Pierre était au Bataclan ce funeste vendredi 13 novembre 2015 avec son frère et un ami. Quatre-vingt-dix personnes sont mortes dans la salle de concert ce soir-là sous les balles des terroristes. Tous les trois en sont sortis indemnes.
"Chaque année nous nous retrouvons tous les trois le 13 novembre, ou avec nos compagnes. On est contents de maintenir ce rendez-vous, c'est une soirée différente. On se retrouve pour en parler entre nous et fêter le fait que nous soyons toujours vivants".
Pierre, son frère et leur ami sont rouennais. Ils sont pères de famille et approchent de la soixantaine, et ont en commun le goût de l'amitié, de la fête et de la musique.

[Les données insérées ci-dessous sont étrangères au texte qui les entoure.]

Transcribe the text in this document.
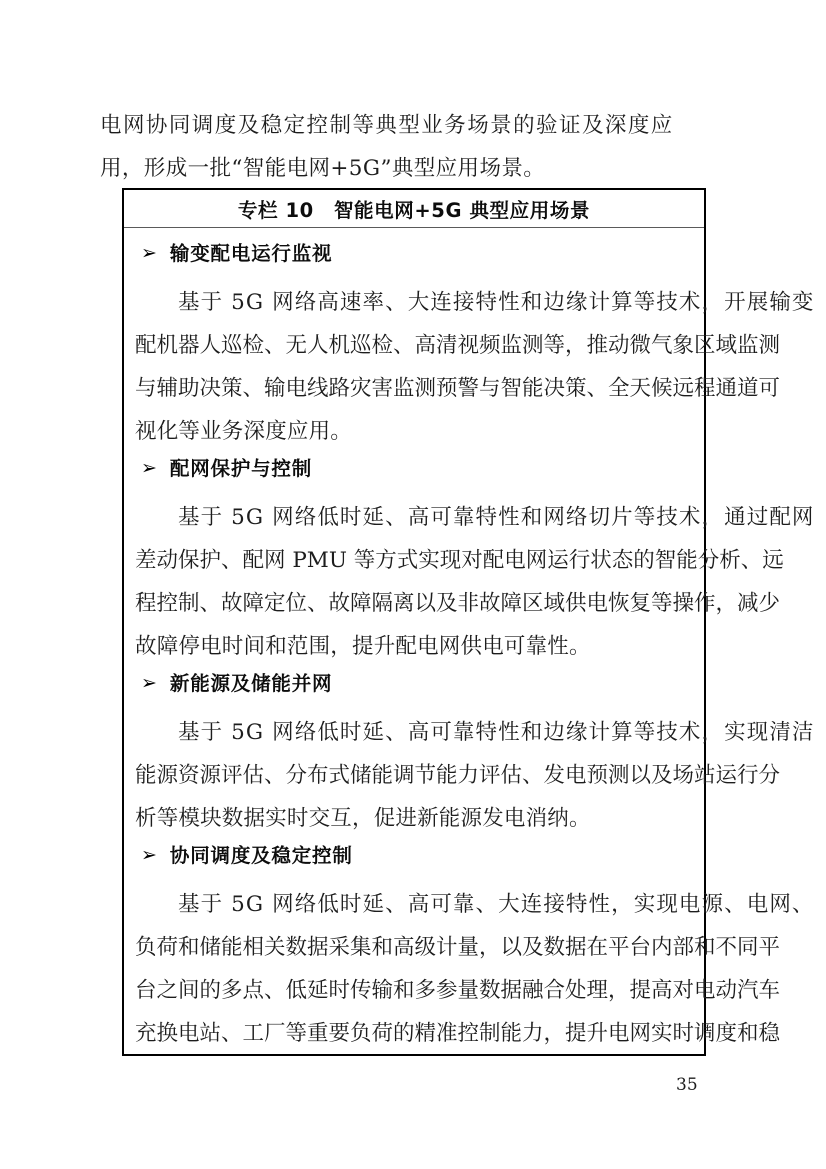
电网协同调度及稳定控制等典型业务场景的验证及深度应
用，形成一批“智能电网+5G”典型应用场景。
专栏 10　智能电网+5G 典型应用场景
➢ 输变配电运行监视
基于 5G 网络高速率、大连接特性和边缘计算等技术，开展输变
配机器人巡检、无人机巡检、高清视频监测等，推动微气象区域监测
与辅助决策、输电线路灾害监测预警与智能决策、全天候远程通道可
视化等业务深度应用。
➢ 配网保护与控制
基于 5G 网络低时延、高可靠特性和网络切片等技术，通过配网
差动保护、配网 PMU 等方式实现对配电网运行状态的智能分析、远
程控制、故障定位、故障隔离以及非故障区域供电恢复等操作，减少
故障停电时间和范围，提升配电网供电可靠性。
➢ 新能源及储能并网
基于 5G 网络低时延、高可靠特性和边缘计算等技术，实现清洁
能源资源评估、分布式储能调节能力评估、发电预测以及场站运行分
析等模块数据实时交互，促进新能源发电消纳。
➢ 协同调度及稳定控制
基于 5G 网络低时延、高可靠、大连接特性，实现电源、电网、
负荷和储能相关数据采集和高级计量，以及数据在平台内部和不同平
台之间的多点、低延时传输和多参量数据融合处理，提高对电动汽车
充换电站、工厂等重要负荷的精准控制能力，提升电网实时调度和稳
35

Cette année, Pierre n'ira pas à Paris participer aux commémorations des attentats comme il le fait chaque 13 novembre depuis 5 ans, à cause des restrictions liées à l'épidémie de Covid.
"Je suis triste mais ça va...je pense que ça s'estompe au fur et à mesure des années".
Ca, ce sont les souvenirs entêtants de cette effroyable soirée, dont Pierre parle pourtant avec beaucoup de calme et de maîtrise.
"Je suis resté dans la salle pendant l'attaque. J'étais allongé par terre, puis caché derrière un poteau. Je les ai vus tuer des gens à bout portant, je les ai vus tirer dans la tête des gens, je les ai entendus parler. Ils nous parlaient. J'en ai entendu un dire Vous pouvez remercier François Hollande".
Quand on lui parle de traumatisme, il parle de son intériorité. Comme toutes les personnes timides ou pudiques, il n'emploie pas de superlatifs et se contente de raconter sobrement son histoire, laissant parfois à son interlocuteur le champ de l'émotion.
"Le lundi d'après, au collège où j'étais documentaliste, la principale m'a demandé de faire une heure d'explication des attentats à des élèves de 5ème. Elle ne savait pas que j'étais au Bataclan ce soir là, et j'ai parlé aux enfants sans leur dire non plus.
Et le mardi qui a suivi les attentats je suis allé voir un concert au 106 à Rouen"
"J'ai fait des cauchemars au début, j'étais plus irascible, mais ça n'a pas duré longtemps. J'ai vu un médecin qui s'intéressait à ce genre de choses, j'étais très bien entouré et n'ai jamais ressenti le besoin de me faire aider davantage. Mais à chaque fois qu'il y a des attentats, et il y en a beaucoup en ce moment, j'y pense".
Pierre s'est porté partie civile pour pouvoir participer au procès, à la différence de ses deux autres compagnons d'infortune qui ne l'ont pas souhaité.
Un procés qui ne devrait pas se tenir avant la fin de l'année 2021.